[Sciences et Société] 3 questions à Patrick Flandrin, Président de l'Académie des sciences

 
Publié le 17/03/2021 - Mis à jour le 8/05/2023
Patrick Flandrin

Dans le cadre du cycle de conférences Sciences et Société, nous avons interviewé Patrick Flandrin, Directeur de recherche CNRS au laboratoire de physique de l'École Normale Supérieure de Lyon. Il a été élu le 8 décembre 2020 Président de l'Académie des sciences pour la période 2021-2022. Patrick Flandrin donnera une conférence jeudi 25 mars à 18h30 en live sur YouTube sur le traitement du signal. 

Comment définissez-vous au grand public le traitement du signal et quels en sont les domaines d'applications ?

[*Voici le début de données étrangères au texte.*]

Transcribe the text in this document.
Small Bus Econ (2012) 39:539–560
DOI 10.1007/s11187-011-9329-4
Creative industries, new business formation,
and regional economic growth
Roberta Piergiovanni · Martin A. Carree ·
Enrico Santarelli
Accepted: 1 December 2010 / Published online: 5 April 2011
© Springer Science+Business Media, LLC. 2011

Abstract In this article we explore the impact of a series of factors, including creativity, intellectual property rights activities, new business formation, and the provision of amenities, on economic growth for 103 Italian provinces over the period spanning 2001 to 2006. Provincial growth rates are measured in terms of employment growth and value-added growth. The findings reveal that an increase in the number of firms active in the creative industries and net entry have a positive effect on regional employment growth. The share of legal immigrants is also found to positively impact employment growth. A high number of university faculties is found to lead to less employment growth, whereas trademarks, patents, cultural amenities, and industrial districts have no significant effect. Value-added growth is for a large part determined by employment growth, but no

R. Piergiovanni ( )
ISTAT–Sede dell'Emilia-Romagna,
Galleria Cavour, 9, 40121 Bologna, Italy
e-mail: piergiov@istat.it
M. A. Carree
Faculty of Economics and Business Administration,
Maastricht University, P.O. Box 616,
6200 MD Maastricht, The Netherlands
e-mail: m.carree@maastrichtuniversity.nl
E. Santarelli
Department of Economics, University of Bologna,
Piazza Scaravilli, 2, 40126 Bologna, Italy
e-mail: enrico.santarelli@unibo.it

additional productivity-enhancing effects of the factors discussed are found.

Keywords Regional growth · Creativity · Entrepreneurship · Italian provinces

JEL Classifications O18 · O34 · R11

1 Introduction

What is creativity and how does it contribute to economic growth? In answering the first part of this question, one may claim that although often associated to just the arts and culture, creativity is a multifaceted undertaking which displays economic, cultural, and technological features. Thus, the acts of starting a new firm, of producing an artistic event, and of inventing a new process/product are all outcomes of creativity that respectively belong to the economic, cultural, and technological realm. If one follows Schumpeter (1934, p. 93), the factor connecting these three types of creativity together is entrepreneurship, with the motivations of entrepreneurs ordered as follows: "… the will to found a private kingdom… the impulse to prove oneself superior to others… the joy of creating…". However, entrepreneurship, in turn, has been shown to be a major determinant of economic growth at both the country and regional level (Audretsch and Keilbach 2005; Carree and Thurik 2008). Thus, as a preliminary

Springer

Un signal est le support physique d’une information. Dès qu’il y a passage d’information, il y a signal. Nous vivons aujourd’hui dans un monde où l’information est omniprésente et le traitement du signal est donc un peu partout autour de nous. Un smartphone est par exemple un concentré de traitement du signal, avec bien sûr tous les aspects de transmission des communications vocales, mais aussi de compression d’images, de vidéos ou de musique. Sans un codage comme JPEG, les photos numériques occuperaient des espaces de mémoire gigantesques ; même chose pour le MP3 en musique. Le traitement du signal est présent dans bien d’autres aspects de notre vie quotidienne. Ainsi, le champ de la santé offre de nombreux exemples d’applications, que ce soit pour le suivi du rythme cardiaque, la localisation de foyers épileptiques dans le cerveau, l’échographie ou l’imagerie par résonance magnétique. De même dans de grands secteurs comme l’énergie ou les transports, où la prolifération de capteurs et la nécessité de traiter l’information qu’ils collectent placent le traitement du signal au centre d’enjeux globaux comme les villes intelligentes. Tout ceci sans compter les apports à des questions de science fondamentale, l’exemple récent le plus spectaculaire étant celui de la détection des ondes gravitationnelles dans lequel le traitement du signal a joué un rôle central.

Le traitement du signal est à la croisée des mathématiques, de la physique et de l'informatique. Qu'est-ce qui en fait une discipline à part entière aujourd'hui ?

Acquérir des données, les mettre en forme, les transformer, les nettoyer pour mieux les analyser et en extraire une information utile, ce sont des préoccupations que l’on retrouve dans toute science expérimentale. Les scientifiques ont longtemps fait cela sans trop y penser, tout comme Monsieur Jourdain faisait de la prose sans le savoir. Le traitement du signal adjoint à cette pratique implicite des approches explicites, qu’elles soient physiques pour la modélisation, mathématiques pour la formalisation, ou informatiques pour l’élaboration d’algorithmes de calcul optimisés. En se situant ainsi au croisement de ces champs constitués que sont la physique, les mathématiques et l’informatique, mais sans se réduire à aucun, on obtient un ensemble de méthodes qui définissent aujourd’hui une véritable discipline scientifique qui intègre, dans le continuum d’une chaîne unique, des préoccupations allant de l’acquisition à l’extraction et l’interprétation d’information.

Quels sont les défis de demain du traitement du signal ?

La notion même de signal ne cesse d’évoluer et de s’enrichir, avec des modalités de plus en plus variées (données multimedia, corpus textuels, graphes d’interactions,…) et des quantités d’information à traiter toujours plus grandes. La surveillance de l’environnement passe par exemple par l’imagerie hyperspectrale qui opère dans des centaines de canaux fréquentiels différents. Des projets comme les véhicules autonomes nécessitent, en amont des tâches de décision, l’acquisition et le traitement d’un nombre considérable d’informations. La prolifération actuelle des données et leur besoin de traitement a résulté depuis quelques années en l’émergence d’une « science des données » dont l’intersection avec le traitement du signal est très grande. Ceci a résulté en particulier en un développement de méthodes d’apprentissage s’appuyant davantage sur les données observées que sur des modèles, méthodes qui sont au cœur de la révolution de l’intelligence artificielle. Là encore, il y a une grande porosité avec le traitement du signal, ce dernier gardant néanmoins son identité et ses spécificités, dont la ligne directrice reste d’assurer le développement de méthodes génériques et efficaces numériquement, tout en s’appuyant sur une compréhension fine des données.